Lafzi dua ile fiilî dua birbirine uygun değilse, fiilî dua kabul olur. Müslümanın, iyi ve caiz olan şeylerin sebeplerini bilip, dua için, bu sebepleri yapması lazımdır. Bu sebepler yapılınca, Allahü teâlâ, istenilen şeyi yaratır. Çünkü, sebepleri yapılan şeyi yaratması, âdetidir. Aç olanın bir şey yemesi, fiilî sebebe yapışmak, fiilî dua etmek olur.

(Dua ediniz, kabul ederim) buyurulması, fiilî dua etmeyi emretmektedir.

Sual: Bir ibadetin vacip veya bidat olmasında tereddüt hasıl olursa nasıl hareket etmelidir?

Cevap: Bir şeyin vacip veya bidat olmasında şüphe edilse, bu şeyi yapmak iyi olur. Bidat ile sünnet arasında şüphe olsa, yapmamak lazım olur.

Sual: Bir kimsenin, öldüğü odaya, evinin bahçesine gömülmesinde bir mahzur olur mu?

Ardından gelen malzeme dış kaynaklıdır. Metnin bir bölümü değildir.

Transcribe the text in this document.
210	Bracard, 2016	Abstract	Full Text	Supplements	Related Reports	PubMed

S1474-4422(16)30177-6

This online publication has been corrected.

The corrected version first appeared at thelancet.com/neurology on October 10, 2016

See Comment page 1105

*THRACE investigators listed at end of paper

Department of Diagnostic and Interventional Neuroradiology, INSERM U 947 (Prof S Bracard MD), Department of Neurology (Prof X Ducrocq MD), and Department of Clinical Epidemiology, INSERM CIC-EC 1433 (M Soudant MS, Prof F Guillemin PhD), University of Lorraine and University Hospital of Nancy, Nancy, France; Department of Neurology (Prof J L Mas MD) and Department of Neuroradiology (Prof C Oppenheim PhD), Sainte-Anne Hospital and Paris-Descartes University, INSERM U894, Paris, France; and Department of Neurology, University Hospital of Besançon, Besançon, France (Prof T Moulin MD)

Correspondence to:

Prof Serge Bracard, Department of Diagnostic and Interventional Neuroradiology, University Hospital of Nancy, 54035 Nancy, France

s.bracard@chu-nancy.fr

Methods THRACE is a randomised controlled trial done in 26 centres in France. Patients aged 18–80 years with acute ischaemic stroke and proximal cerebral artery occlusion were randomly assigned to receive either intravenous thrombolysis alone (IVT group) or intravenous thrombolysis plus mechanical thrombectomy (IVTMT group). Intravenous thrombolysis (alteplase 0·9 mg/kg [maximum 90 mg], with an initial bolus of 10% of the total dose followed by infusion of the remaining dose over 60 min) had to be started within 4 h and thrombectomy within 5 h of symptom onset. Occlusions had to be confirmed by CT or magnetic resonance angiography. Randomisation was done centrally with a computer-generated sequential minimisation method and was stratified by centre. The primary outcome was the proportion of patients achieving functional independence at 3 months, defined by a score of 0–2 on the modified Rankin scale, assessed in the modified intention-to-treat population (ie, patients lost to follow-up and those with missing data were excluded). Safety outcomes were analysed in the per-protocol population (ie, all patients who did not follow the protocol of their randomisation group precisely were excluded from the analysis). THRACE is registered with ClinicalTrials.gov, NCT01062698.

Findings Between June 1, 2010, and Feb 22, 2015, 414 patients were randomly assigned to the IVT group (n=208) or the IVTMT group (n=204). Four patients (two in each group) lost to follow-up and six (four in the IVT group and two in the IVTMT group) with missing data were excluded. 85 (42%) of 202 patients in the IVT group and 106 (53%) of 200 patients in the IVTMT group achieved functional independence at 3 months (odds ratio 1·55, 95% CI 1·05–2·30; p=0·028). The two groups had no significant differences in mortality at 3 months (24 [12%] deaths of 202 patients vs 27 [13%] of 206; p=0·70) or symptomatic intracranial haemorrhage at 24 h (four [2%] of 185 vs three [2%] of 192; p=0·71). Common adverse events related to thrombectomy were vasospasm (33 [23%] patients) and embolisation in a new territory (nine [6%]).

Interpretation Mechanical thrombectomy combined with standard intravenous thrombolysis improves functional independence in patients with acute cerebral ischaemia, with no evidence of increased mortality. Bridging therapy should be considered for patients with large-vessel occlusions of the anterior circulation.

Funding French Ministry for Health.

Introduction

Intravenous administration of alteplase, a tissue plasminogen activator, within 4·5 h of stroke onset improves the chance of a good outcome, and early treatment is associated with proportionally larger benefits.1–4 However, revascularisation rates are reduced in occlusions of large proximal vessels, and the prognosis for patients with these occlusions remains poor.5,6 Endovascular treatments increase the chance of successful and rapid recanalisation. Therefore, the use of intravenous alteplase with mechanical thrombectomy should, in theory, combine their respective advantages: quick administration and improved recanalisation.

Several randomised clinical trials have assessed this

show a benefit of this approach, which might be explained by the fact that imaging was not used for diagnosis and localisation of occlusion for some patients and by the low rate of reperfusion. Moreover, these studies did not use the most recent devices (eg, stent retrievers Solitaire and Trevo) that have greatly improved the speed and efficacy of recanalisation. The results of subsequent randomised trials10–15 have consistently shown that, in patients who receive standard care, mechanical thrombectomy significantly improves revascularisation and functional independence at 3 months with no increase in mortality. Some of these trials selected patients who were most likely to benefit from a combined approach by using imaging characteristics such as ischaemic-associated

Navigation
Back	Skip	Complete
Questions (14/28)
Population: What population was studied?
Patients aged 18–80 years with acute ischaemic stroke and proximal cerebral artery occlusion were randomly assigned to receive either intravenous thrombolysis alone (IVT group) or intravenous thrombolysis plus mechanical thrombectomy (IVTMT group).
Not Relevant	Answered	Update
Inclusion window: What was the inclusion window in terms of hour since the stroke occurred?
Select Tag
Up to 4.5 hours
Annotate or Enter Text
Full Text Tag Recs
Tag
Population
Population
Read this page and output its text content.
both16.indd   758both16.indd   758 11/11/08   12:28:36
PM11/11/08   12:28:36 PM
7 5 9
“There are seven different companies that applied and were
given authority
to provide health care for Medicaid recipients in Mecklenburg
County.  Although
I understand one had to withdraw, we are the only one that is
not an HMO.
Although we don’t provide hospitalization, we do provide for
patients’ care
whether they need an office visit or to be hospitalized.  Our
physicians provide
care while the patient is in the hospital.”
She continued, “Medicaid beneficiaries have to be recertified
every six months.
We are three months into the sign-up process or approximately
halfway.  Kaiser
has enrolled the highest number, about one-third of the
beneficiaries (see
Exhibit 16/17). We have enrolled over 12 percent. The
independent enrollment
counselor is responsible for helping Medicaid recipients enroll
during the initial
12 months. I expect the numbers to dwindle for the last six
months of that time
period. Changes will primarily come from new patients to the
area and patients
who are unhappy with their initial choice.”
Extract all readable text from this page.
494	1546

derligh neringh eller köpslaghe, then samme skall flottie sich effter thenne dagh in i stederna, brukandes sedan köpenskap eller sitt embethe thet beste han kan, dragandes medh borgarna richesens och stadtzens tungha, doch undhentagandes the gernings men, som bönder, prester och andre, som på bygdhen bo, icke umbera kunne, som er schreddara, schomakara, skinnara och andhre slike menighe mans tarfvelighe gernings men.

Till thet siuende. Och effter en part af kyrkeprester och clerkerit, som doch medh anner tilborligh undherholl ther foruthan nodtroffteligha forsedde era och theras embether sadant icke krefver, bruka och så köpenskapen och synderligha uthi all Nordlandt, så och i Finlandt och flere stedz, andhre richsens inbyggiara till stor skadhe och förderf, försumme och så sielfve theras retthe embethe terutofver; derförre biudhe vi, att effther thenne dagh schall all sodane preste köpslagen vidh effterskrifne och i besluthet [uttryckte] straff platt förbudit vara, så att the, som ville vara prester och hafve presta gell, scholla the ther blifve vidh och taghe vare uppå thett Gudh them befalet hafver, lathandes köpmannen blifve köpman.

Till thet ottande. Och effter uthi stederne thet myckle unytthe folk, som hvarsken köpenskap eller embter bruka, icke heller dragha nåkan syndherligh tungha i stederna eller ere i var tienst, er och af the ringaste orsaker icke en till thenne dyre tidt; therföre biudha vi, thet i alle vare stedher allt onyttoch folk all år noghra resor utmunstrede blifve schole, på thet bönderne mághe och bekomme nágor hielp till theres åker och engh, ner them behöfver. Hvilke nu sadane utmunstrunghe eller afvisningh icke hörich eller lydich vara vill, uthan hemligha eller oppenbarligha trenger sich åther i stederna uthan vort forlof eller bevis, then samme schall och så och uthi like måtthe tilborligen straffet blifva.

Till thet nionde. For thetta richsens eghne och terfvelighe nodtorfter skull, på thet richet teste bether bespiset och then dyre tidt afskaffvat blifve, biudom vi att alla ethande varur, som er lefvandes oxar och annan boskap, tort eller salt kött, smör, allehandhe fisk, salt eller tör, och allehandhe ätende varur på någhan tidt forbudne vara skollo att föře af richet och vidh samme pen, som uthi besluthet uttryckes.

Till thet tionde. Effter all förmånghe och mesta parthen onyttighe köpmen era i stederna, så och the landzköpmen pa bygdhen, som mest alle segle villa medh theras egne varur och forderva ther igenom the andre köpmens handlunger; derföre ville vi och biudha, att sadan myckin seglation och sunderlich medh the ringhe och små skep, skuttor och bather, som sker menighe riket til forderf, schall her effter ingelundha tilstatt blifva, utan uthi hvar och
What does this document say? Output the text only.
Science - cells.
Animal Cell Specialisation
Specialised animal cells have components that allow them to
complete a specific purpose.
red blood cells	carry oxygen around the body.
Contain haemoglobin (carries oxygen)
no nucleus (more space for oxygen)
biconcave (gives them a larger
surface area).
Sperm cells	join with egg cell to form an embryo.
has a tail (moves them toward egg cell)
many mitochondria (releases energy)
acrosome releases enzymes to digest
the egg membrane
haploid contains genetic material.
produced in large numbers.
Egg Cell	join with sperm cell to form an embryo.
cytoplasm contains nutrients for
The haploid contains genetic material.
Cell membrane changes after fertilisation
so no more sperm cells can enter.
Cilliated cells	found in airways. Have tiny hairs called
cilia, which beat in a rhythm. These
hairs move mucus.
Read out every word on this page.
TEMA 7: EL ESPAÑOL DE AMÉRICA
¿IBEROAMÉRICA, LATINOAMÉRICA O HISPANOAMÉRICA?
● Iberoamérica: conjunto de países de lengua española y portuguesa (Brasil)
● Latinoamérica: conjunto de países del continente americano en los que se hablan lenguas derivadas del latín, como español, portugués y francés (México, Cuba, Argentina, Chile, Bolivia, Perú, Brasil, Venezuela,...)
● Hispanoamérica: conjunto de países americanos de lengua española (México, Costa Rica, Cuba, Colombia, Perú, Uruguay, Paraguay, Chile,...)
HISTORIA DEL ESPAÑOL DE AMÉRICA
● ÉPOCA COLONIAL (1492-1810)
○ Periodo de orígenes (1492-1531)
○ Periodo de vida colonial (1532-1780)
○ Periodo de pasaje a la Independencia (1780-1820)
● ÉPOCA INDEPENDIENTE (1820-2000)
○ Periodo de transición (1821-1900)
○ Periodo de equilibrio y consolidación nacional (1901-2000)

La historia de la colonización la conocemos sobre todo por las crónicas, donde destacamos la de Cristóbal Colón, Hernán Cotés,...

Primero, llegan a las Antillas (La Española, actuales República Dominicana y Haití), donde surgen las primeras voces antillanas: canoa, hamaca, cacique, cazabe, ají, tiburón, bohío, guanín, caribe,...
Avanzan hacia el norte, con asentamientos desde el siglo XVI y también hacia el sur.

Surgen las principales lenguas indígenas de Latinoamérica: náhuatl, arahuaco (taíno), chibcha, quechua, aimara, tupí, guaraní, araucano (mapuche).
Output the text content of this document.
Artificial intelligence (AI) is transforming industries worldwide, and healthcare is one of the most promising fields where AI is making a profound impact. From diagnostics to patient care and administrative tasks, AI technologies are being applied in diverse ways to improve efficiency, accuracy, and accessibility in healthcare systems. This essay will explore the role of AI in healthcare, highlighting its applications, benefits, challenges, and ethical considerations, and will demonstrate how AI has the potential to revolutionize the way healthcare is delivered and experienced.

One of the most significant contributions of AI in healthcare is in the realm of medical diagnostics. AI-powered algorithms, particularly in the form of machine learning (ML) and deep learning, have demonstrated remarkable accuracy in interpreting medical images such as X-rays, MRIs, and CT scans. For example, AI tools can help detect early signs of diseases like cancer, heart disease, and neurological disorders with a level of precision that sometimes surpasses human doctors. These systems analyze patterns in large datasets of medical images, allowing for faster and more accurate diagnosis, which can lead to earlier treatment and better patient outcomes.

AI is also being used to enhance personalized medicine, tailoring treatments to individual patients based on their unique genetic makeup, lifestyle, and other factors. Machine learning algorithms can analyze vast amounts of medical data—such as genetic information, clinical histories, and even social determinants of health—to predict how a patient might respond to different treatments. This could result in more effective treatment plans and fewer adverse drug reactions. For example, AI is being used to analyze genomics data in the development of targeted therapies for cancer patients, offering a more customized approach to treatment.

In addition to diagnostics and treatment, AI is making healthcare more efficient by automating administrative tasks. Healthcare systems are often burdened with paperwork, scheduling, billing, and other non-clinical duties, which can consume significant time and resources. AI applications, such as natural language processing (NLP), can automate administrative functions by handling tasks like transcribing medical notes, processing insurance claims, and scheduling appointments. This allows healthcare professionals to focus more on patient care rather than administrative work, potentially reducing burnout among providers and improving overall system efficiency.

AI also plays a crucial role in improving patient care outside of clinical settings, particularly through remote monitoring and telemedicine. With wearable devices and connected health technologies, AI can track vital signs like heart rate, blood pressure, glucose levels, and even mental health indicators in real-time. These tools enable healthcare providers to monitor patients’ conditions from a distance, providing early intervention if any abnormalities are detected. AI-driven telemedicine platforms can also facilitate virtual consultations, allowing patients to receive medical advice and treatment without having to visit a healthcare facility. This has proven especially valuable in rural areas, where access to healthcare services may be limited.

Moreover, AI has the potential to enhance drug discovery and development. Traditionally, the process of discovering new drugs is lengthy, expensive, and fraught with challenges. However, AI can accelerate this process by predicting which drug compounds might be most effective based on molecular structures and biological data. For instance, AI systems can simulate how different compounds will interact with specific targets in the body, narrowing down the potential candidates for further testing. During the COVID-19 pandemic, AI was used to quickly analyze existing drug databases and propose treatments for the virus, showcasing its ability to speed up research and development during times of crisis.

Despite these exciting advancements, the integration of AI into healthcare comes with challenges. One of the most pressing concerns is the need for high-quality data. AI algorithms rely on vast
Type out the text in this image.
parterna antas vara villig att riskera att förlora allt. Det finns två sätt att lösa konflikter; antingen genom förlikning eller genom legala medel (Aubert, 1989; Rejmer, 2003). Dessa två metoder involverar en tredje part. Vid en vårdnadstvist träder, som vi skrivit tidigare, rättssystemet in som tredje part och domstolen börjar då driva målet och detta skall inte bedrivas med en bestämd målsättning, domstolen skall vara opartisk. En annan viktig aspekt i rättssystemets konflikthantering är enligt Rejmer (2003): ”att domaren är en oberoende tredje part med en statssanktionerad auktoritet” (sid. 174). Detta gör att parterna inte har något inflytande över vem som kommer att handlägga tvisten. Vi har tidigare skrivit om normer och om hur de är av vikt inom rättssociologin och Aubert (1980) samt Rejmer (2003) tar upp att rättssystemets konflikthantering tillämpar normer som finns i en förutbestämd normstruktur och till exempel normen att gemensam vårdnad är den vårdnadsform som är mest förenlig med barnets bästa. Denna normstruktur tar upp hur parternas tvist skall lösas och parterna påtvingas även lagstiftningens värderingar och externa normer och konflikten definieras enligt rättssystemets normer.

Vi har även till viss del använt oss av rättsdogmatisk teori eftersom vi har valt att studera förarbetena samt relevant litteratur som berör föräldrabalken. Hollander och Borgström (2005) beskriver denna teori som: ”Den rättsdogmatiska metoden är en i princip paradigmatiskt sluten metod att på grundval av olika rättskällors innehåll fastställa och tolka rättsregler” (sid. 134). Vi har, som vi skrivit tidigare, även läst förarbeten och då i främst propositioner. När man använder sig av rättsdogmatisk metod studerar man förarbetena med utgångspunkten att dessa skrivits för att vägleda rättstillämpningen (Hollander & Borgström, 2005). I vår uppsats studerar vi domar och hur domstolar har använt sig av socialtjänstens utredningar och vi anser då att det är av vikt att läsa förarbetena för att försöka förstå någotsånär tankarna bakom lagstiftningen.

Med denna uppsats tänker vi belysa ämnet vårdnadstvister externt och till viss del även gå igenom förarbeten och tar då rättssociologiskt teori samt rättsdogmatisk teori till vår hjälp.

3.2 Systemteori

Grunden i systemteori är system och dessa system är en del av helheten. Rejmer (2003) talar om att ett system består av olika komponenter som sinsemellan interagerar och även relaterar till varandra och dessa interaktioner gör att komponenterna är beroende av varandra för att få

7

Cevap: Herhangi bir kimseyi öldüğü odayı kazıp, buraya gömmek caiz değildir. Mekteb, okul, tekke yanına da gömmeyip, Müslümanların defnedildiği İslam mezarlığına götürmelidir.

Sual: Bir kimse, bahçesinin veya arsasının içine istediği derinlikte kuyu, istediği yükseklikte bina yapmasında, dinen bir mahzur var mıdır?

Cevap: Bu konuda Mecellenin 1194. Maddesinde deniliyor ki:

“Bir arsaya sahip olan, üstündeki boşluğa ve toprağın içine de malik olur. İstediği kadar yüksek bina ve derin kuyu yapabilir.”